Multilabel JSONL format & active learning

hi @suryaiitkgp !

My colleague @Jette16 reminded me there's an alternative data format for multilabel. This includes each tag as the "options" and then whichever are the accepted (selected) labels are in the "accept"

{"options": [{"id": "OTHER"}, {"id": "baking"}, {"id":"bread"}, {"id":"chicken"}, {"id":"eggs"}, {"id":"equipment"}, {"id": "food-safety"},{"id":"meat"}, {"id":"sauce"}, {"id":"storage-method"}, {"id":"substitutions"}], "accept":["OTHER","baking"], "text": "How can I get chewy chocolate chip cookies?\n<p>My chocolate chips cookies are always too crisp.
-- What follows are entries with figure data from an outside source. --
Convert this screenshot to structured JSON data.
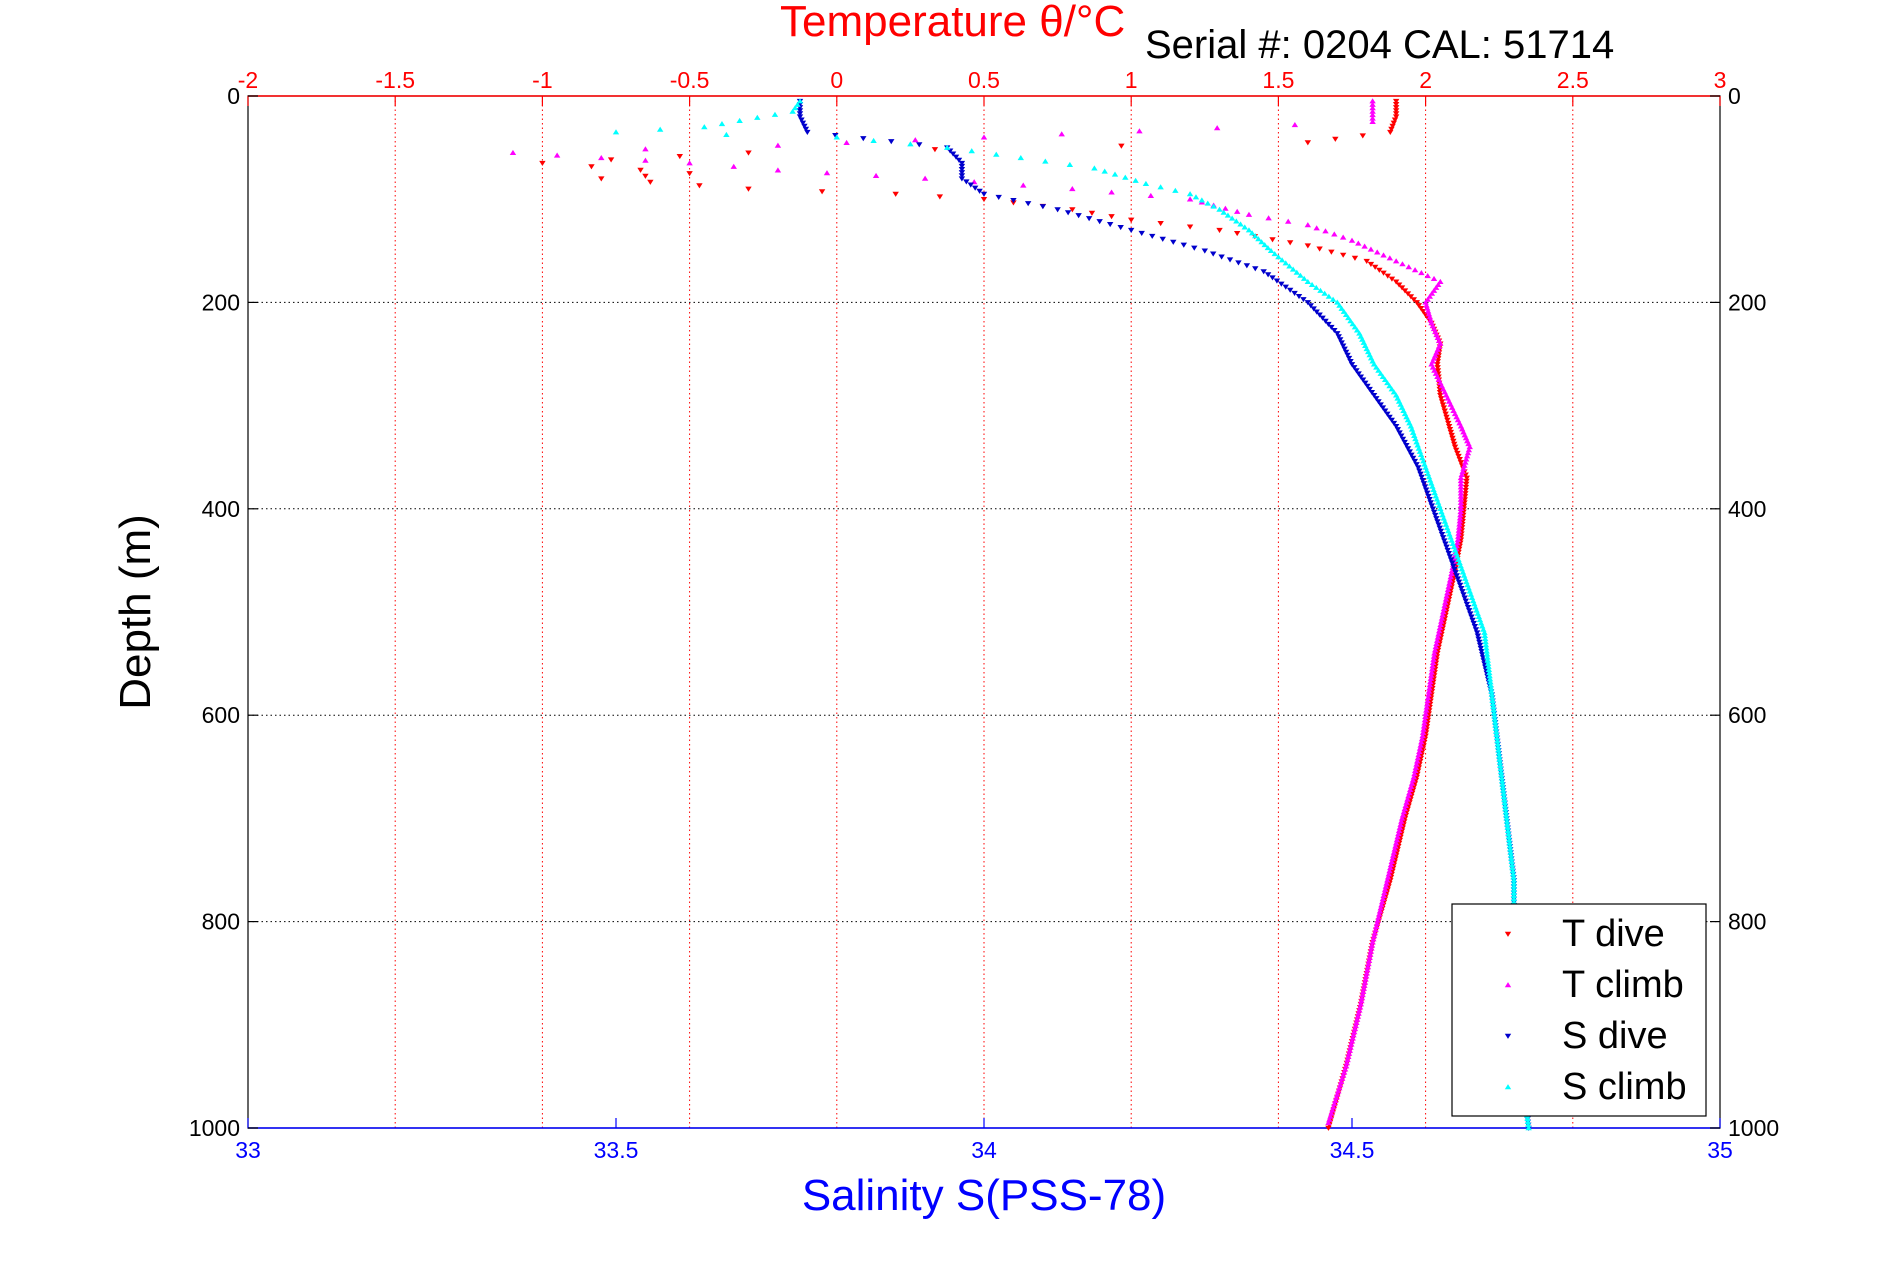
{
  "chart_data": {
    "type": "scatter",
    "title": "Temperature θ/°C",
    "subtitle": "Serial #: 0204   CAL: 51714",
    "xlabel_top": "Temperature θ/°C",
    "xlabel_bottom": "Salinity S(PSS-78)",
    "ylabel": "Depth (m)",
    "x_top_range": [
      -2,
      3
    ],
    "x_bottom_range": [
      33,
      35
    ],
    "y_range": [
      0,
      1000
    ],
    "y_reversed": true,
    "x_top_ticks": [
      "-2",
      "-1.5",
      "-1",
      "-0.5",
      "0",
      "0.5",
      "1",
      "1.5",
      "2",
      "2.5",
      "3"
    ],
    "x_bottom_ticks": [
      "33",
      "33.5",
      "34",
      "34.5",
      "35"
    ],
    "y_ticks": [
      "0",
      "200",
      "400",
      "600",
      "800",
      "1000"
    ],
    "grid": true,
    "legend_position": "bottom-right",
    "colors": {
      "t_axis": "#ff0000",
      "s_axis": "#0000ff",
      "t_dive": "#ff0000",
      "t_climb": "#ff00ff",
      "s_dive": "#0000cc",
      "s_climb": "#00ffff"
    },
    "series": [
      {
        "name": "T dive",
        "axis": "temperature",
        "points": [
          [
            1.9,
            5
          ],
          [
            1.9,
            20
          ],
          [
            1.88,
            35
          ],
          [
            1.6,
            45
          ],
          [
            -0.3,
            55
          ],
          [
            -1.0,
            65
          ],
          [
            -0.5,
            75
          ],
          [
            -0.8,
            80
          ],
          [
            -0.3,
            90
          ],
          [
            0.2,
            95
          ],
          [
            0.5,
            100
          ],
          [
            0.8,
            110
          ],
          [
            1.0,
            120
          ],
          [
            1.3,
            130
          ],
          [
            1.6,
            145
          ],
          [
            1.8,
            160
          ],
          [
            1.9,
            180
          ],
          [
            1.97,
            200
          ],
          [
            2.02,
            220
          ],
          [
            2.05,
            240
          ],
          [
            2.04,
            260
          ],
          [
            2.05,
            290
          ],
          [
            2.08,
            320
          ],
          [
            2.1,
            340
          ],
          [
            2.14,
            370
          ],
          [
            2.13,
            400
          ],
          [
            2.12,
            430
          ],
          [
            2.1,
            460
          ],
          [
            2.07,
            500
          ],
          [
            2.04,
            540
          ],
          [
            2.02,
            580
          ],
          [
            2.0,
            620
          ],
          [
            1.97,
            660
          ],
          [
            1.93,
            700
          ],
          [
            1.88,
            760
          ],
          [
            1.82,
            820
          ],
          [
            1.78,
            880
          ],
          [
            1.73,
            940
          ],
          [
            1.67,
            1000
          ]
        ]
      },
      {
        "name": "T climb",
        "axis": "temperature",
        "points": [
          [
            1.82,
            5
          ],
          [
            1.82,
            15
          ],
          [
            1.82,
            25
          ],
          [
            0.5,
            40
          ],
          [
            -0.2,
            48
          ],
          [
            -1.1,
            55
          ],
          [
            -0.8,
            60
          ],
          [
            -0.5,
            65
          ],
          [
            -0.2,
            72
          ],
          [
            0.3,
            80
          ],
          [
            0.8,
            90
          ],
          [
            1.2,
            100
          ],
          [
            1.4,
            115
          ],
          [
            1.6,
            125
          ],
          [
            1.75,
            140
          ],
          [
            1.9,
            160
          ],
          [
            2.05,
            180
          ],
          [
            2.0,
            200
          ],
          [
            2.02,
            220
          ],
          [
            2.05,
            240
          ],
          [
            2.02,
            260
          ],
          [
            2.07,
            290
          ],
          [
            2.12,
            320
          ],
          [
            2.15,
            340
          ],
          [
            2.12,
            370
          ],
          [
            2.12,
            400
          ],
          [
            2.11,
            430
          ],
          [
            2.09,
            460
          ],
          [
            2.06,
            500
          ],
          [
            2.03,
            540
          ],
          [
            2.01,
            580
          ],
          [
            1.99,
            620
          ],
          [
            1.96,
            660
          ],
          [
            1.92,
            700
          ],
          [
            1.87,
            760
          ],
          [
            1.82,
            820
          ],
          [
            1.78,
            880
          ],
          [
            1.73,
            940
          ],
          [
            1.67,
            995
          ]
        ]
      },
      {
        "name": "S dive",
        "axis": "salinity",
        "points": [
          [
            33.75,
            5
          ],
          [
            33.75,
            20
          ],
          [
            33.76,
            35
          ],
          [
            33.95,
            50
          ],
          [
            33.97,
            65
          ],
          [
            33.97,
            80
          ],
          [
            34.0,
            95
          ],
          [
            34.1,
            110
          ],
          [
            34.2,
            130
          ],
          [
            34.3,
            150
          ],
          [
            34.38,
            170
          ],
          [
            34.44,
            200
          ],
          [
            34.48,
            230
          ],
          [
            34.5,
            260
          ],
          [
            34.53,
            290
          ],
          [
            34.56,
            320
          ],
          [
            34.59,
            360
          ],
          [
            34.61,
            400
          ],
          [
            34.63,
            440
          ],
          [
            34.65,
            480
          ],
          [
            34.67,
            520
          ],
          [
            34.69,
            580
          ],
          [
            34.7,
            640
          ],
          [
            34.71,
            700
          ],
          [
            34.72,
            760
          ],
          [
            34.72,
            820
          ],
          [
            34.73,
            880
          ],
          [
            34.73,
            940
          ],
          [
            34.74,
            1000
          ]
        ]
      },
      {
        "name": "S climb",
        "axis": "salinity",
        "points": [
          [
            33.75,
            5
          ],
          [
            33.74,
            15
          ],
          [
            33.62,
            30
          ],
          [
            33.5,
            35
          ],
          [
            33.8,
            40
          ],
          [
            33.95,
            50
          ],
          [
            34.05,
            60
          ],
          [
            34.15,
            70
          ],
          [
            34.22,
            85
          ],
          [
            34.28,
            95
          ],
          [
            34.32,
            110
          ],
          [
            34.36,
            130
          ],
          [
            34.39,
            150
          ],
          [
            34.44,
            180
          ],
          [
            34.48,
            200
          ],
          [
            34.51,
            230
          ],
          [
            34.53,
            260
          ],
          [
            34.56,
            290
          ],
          [
            34.58,
            320
          ],
          [
            34.6,
            360
          ],
          [
            34.62,
            400
          ],
          [
            34.64,
            440
          ],
          [
            34.66,
            480
          ],
          [
            34.68,
            520
          ],
          [
            34.69,
            580
          ],
          [
            34.7,
            640
          ],
          [
            34.71,
            700
          ],
          [
            34.72,
            760
          ],
          [
            34.72,
            820
          ],
          [
            34.73,
            880
          ],
          [
            34.73,
            940
          ],
          [
            34.74,
            1000
          ]
        ]
      }
    ]
  }
}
How can I get chewy cookies, like those of Starbucks?</p>\n<hr/>\n<p>Thank you to everyone who has answered. So far the tip that had the biggest impact was to chill and rest the dough, however I also increased the brown sugar ratio and increased a bit the butter. Also adding maple syrup helped. </p>\n"}

Perhaps to test out, can you try to use the example above as test.jsonl and run:

prodigy db-in import_data ./test.jsonl --rehash
prodigy train ./model --textcat-multilabel import_data --eval-split 0.2 --base-model blank:en

This will give us a reproducible use case to ensure there aren't other issues. If this works, then try to convert your data to this format.